The Scariest Person in the Room

It’s Halloween and my daughters have spent the last 6 weeks talking about what to be for the holiday. I have smiled in amusement as they’ve gone from a fairy princess to various superheroes to whatever character they just saw on TV.

Thank God I don’t have to dress up. I’ll help the kids plan their costumes, make them if necessary and get them ready. The Husband and I take turns with the holiday duties; one takes the kids out trick or treating while the other stays home to hand out candy. Neither of us dresses the part, although I may wear orange & black that day.

Every year, though, I think about maybe dressing up. There are two concerns here. One, that I would choose what I think is the perfect alter ego and everyone else would think it’s a great reflection of my personality (like Lucy in “It’s The Great Pumpkin, Charlie Brown”). Or that people wouldn’t get it, which has happened before. So traditionally I don’t put a lot of thought in it. Except this year, after the ritual consideration and eventual rejection of dressing up, I came to consider the scariest possibility ever: What if I were to dress up as the person I want to be, as The Someone Closest To My Highest Potential?

AAAAAAAGGGGGGGHHHHHHH!  (This coming from someone who works in the business of helping others move toward their highest potential).

So really, why are we so afraid to become our best selves?

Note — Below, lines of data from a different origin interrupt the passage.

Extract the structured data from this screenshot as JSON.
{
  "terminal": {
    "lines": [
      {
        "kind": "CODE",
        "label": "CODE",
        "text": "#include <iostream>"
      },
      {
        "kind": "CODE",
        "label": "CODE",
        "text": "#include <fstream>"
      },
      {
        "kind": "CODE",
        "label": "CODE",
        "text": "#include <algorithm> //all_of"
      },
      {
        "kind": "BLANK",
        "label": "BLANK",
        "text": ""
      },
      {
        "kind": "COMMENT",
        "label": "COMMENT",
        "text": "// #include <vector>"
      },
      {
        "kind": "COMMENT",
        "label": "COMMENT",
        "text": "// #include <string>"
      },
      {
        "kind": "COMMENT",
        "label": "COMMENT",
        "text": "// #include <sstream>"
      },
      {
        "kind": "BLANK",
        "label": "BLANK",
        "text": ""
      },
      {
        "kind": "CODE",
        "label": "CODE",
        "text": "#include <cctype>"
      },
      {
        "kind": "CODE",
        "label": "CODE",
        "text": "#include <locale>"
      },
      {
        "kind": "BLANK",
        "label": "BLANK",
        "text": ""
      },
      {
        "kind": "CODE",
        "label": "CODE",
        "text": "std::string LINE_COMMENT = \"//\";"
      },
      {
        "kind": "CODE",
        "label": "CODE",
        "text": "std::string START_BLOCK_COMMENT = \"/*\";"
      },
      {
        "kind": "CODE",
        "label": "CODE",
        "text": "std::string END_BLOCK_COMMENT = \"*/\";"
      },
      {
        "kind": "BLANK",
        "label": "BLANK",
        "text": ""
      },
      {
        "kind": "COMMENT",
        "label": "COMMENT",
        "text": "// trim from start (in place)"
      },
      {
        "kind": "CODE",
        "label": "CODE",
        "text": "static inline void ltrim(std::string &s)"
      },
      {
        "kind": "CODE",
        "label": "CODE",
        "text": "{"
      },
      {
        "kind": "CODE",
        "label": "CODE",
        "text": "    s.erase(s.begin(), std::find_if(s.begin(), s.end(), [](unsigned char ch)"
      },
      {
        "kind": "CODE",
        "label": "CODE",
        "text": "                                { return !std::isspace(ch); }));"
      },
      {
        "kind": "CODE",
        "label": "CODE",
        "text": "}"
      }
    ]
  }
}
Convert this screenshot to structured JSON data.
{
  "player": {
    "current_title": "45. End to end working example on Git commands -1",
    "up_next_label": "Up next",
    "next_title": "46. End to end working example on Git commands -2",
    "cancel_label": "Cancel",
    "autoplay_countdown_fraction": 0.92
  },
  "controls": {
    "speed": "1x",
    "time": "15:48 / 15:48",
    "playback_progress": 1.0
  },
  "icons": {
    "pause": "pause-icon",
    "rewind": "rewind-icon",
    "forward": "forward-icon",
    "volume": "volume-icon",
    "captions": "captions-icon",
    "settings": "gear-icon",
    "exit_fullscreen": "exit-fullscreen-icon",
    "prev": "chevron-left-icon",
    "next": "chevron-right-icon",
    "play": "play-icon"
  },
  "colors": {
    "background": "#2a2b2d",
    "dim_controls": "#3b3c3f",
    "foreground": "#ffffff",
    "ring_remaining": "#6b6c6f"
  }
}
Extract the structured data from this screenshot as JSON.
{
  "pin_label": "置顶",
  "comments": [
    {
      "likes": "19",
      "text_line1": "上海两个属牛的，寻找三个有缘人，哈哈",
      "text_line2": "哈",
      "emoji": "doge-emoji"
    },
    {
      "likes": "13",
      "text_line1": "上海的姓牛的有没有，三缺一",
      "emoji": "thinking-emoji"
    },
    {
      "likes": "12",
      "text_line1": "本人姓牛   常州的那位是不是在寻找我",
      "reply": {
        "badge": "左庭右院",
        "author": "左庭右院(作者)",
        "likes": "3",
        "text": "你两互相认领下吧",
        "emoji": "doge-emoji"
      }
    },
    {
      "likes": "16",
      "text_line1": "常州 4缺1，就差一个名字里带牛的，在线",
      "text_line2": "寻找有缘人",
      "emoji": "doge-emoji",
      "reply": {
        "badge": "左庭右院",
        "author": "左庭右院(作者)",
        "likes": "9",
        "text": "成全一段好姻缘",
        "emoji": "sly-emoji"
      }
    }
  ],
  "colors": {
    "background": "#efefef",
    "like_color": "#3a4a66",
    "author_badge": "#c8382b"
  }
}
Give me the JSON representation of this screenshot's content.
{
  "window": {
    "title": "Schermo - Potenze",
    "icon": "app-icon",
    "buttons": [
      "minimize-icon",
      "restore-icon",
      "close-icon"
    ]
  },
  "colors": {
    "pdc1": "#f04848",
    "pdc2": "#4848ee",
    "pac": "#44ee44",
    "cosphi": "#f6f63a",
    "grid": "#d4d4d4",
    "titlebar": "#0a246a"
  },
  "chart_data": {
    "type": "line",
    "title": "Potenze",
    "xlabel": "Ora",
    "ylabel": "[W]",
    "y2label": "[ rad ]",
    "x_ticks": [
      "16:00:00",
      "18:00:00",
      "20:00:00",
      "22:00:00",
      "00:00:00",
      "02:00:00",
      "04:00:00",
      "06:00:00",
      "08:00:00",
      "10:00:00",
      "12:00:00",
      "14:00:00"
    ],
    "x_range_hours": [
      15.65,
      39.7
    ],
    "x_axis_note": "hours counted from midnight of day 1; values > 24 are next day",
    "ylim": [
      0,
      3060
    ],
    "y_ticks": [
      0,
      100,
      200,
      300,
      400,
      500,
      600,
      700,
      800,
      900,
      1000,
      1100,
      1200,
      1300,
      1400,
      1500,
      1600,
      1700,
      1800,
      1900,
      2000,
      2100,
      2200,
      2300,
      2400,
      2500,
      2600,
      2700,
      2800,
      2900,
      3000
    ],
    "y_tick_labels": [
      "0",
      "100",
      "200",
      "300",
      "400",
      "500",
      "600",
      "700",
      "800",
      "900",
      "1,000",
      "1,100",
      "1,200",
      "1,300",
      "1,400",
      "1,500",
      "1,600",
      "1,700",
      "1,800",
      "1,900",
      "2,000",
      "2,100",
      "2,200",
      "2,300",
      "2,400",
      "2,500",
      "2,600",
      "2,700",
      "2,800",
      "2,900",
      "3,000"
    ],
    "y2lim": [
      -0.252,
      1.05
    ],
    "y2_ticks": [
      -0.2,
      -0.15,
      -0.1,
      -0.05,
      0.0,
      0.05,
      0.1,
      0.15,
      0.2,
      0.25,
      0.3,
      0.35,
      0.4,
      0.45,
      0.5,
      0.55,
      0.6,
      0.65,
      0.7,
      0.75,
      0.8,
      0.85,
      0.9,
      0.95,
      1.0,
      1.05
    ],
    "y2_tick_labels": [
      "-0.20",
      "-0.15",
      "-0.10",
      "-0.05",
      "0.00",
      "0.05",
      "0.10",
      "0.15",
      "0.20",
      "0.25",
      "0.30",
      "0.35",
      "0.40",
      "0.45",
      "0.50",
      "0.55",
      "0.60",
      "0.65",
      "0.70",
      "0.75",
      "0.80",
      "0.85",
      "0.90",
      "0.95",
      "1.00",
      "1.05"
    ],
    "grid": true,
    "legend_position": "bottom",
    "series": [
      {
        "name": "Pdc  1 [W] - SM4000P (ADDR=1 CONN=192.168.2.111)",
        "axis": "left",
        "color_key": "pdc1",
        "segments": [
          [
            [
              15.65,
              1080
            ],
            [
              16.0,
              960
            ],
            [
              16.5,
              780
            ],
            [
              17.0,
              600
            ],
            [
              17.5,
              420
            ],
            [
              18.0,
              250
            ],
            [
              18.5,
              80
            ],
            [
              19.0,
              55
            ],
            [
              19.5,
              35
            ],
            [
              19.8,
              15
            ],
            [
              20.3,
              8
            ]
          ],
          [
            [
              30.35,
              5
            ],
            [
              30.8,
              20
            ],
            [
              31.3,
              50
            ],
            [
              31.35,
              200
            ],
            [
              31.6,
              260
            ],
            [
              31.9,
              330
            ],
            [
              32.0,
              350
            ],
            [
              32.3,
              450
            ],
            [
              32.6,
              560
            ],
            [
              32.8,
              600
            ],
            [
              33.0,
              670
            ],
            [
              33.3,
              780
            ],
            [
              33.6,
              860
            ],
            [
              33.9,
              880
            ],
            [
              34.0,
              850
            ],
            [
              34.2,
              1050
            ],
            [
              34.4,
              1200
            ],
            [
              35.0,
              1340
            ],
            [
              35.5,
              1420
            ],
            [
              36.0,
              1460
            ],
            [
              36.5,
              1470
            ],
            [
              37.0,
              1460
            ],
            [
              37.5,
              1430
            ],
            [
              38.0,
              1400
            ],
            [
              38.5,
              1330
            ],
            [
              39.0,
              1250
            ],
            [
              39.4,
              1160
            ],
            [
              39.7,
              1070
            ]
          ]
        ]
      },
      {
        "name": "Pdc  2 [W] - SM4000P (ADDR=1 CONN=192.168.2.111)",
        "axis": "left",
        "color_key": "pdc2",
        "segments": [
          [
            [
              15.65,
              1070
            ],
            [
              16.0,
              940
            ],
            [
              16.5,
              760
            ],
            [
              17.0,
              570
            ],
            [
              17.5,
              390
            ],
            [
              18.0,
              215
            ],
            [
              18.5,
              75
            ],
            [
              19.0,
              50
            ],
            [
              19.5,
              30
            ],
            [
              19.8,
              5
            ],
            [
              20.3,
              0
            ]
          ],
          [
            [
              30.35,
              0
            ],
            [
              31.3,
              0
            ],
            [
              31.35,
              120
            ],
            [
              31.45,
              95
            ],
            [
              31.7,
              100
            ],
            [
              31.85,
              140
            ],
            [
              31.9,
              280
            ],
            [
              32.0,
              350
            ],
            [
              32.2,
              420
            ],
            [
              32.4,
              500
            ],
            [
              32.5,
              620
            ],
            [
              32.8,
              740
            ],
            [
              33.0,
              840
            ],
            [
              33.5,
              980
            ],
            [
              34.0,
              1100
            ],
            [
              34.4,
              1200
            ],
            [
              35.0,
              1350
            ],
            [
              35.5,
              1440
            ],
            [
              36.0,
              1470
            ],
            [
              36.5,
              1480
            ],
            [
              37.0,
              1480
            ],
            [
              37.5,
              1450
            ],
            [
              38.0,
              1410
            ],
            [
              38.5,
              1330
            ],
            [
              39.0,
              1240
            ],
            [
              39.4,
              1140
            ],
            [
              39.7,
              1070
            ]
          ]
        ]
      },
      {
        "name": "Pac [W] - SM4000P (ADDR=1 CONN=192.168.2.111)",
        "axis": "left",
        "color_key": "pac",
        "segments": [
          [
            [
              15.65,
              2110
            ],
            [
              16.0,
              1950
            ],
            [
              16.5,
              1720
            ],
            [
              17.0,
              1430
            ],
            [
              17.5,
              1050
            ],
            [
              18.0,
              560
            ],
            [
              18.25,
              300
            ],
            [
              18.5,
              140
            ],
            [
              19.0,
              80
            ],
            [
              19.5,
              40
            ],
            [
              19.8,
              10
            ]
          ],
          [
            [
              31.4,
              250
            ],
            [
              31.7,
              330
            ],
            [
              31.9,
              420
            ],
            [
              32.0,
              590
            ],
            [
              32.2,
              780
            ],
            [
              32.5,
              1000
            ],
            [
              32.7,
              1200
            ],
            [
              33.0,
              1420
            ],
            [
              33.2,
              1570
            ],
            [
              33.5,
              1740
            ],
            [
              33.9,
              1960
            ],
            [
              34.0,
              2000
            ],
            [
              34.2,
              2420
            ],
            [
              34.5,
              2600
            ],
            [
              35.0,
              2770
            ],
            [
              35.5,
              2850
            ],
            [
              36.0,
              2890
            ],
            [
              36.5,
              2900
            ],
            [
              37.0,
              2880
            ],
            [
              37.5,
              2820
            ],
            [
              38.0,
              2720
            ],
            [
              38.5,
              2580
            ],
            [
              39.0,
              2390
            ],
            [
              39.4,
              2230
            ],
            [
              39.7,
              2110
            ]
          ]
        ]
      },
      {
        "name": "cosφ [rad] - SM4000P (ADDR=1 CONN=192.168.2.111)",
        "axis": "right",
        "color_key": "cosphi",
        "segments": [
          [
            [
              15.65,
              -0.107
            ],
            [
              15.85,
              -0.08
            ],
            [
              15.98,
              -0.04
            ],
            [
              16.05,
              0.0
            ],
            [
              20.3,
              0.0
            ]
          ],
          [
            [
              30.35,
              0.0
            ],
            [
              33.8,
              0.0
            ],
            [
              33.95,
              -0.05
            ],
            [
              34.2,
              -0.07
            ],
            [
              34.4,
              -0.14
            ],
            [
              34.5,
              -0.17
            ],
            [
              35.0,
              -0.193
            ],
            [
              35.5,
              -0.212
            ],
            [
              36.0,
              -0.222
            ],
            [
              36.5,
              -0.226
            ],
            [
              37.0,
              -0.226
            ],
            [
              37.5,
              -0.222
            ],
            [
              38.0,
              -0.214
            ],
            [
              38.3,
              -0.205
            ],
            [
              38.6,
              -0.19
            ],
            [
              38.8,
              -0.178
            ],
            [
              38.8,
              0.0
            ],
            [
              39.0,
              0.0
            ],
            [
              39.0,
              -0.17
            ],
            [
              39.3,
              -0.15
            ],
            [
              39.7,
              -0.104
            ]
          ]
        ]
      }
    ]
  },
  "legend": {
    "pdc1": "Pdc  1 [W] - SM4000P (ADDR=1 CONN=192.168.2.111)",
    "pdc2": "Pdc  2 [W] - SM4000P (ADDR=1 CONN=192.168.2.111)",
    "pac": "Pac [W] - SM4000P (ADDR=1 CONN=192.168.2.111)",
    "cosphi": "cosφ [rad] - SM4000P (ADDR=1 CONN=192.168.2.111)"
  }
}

I posed this question to the Job Seekers Group a few weeks ago. The first answer was, “Well it’s a lot more comfortable to be with devil you know than the devil you don’t.” OK, that’s got a nugget of truth to it that we can talk about another day.  “I’m just too lazy to make the effort.” Hmm, I believe “lazy” is a convenient label we put on our procrastination so we don’t have to look further; it’s easier to believe we’re “lazy” or “stupid” than to look more deeply. “I don’t know who I want to be when I grow up.” Another hmmmm. Chances are you’re confused because you’re afraid to say it out loud, let alone take action, rather than because you’ve got so many great options you don’t know where to start.

What would happen if, for one evening, you acted as if you were (already) your higher self? If you were living the life you desire for yourself? What does that look like? What does your body feel like? Who surrounds you? What kind of work do you do? What to you do for fun? What do you do throughout the day and how do you do it?

It’s an intriguing possibility, and I for one will commit this Halloween evening to acting as if I am the scariest person I know: my highest self. No one else has to get it, no one else has to approve or disapprove. I’ll know. Will you join me?